Sobre la mesa, tendida y con mi enorme coño caliente dominando el paisaje general, me sentí como en sueño, como con una especial borrachera que me hubiera hurtado todo lo que no fuera sentir placer, por lo que toda yo era, en realidad, un saco pleno de deseo y percepción sexual. Me la metió bien a fondo, y tres que hubiera tenido me hubieran entrado igual. Tomó mis piernas y las colocó sobre sus hombros.

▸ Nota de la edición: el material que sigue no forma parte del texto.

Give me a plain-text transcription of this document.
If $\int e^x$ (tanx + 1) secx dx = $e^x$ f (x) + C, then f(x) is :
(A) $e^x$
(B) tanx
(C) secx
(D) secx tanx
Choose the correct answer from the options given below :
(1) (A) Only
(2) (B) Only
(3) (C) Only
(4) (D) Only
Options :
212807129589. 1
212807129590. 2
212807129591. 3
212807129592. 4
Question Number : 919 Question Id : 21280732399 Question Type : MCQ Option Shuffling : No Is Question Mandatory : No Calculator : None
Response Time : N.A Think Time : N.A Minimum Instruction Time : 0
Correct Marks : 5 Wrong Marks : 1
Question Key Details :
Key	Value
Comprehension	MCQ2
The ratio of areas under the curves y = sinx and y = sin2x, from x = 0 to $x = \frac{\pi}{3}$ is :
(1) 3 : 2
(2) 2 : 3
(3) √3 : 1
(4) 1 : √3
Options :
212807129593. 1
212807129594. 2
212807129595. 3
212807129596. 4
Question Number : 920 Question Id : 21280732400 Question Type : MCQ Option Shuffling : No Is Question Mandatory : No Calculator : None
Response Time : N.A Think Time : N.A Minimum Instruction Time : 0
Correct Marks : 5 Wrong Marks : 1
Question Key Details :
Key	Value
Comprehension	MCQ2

Allí, de pie frente a mi y ensartándome con su hinchada y feroz lanza comenzó a moverse, primero lentamente y, luego, con intensidad salvaje a la vez que me gritaba como un poseso cosas que nunca he vuelto a escuchar. Reía como un loco para llorar inmediatamente después mientras me amenazaba de muerte o me imploraba misericordia, todo tan excesivo, tan locamente contradictorio, tan salvajemente auténtico y desesperado que creo me estuve corriendo sin parar durante más de una hora que duró aquella comunión. Mi espalda sangraba y su polla creo ya no eyaculaba semen sino lágrimas, babas y sangre, de tantas veces como se corrió, de tantos orgasmos, de tan torturada pero inexplicable y placentera locura.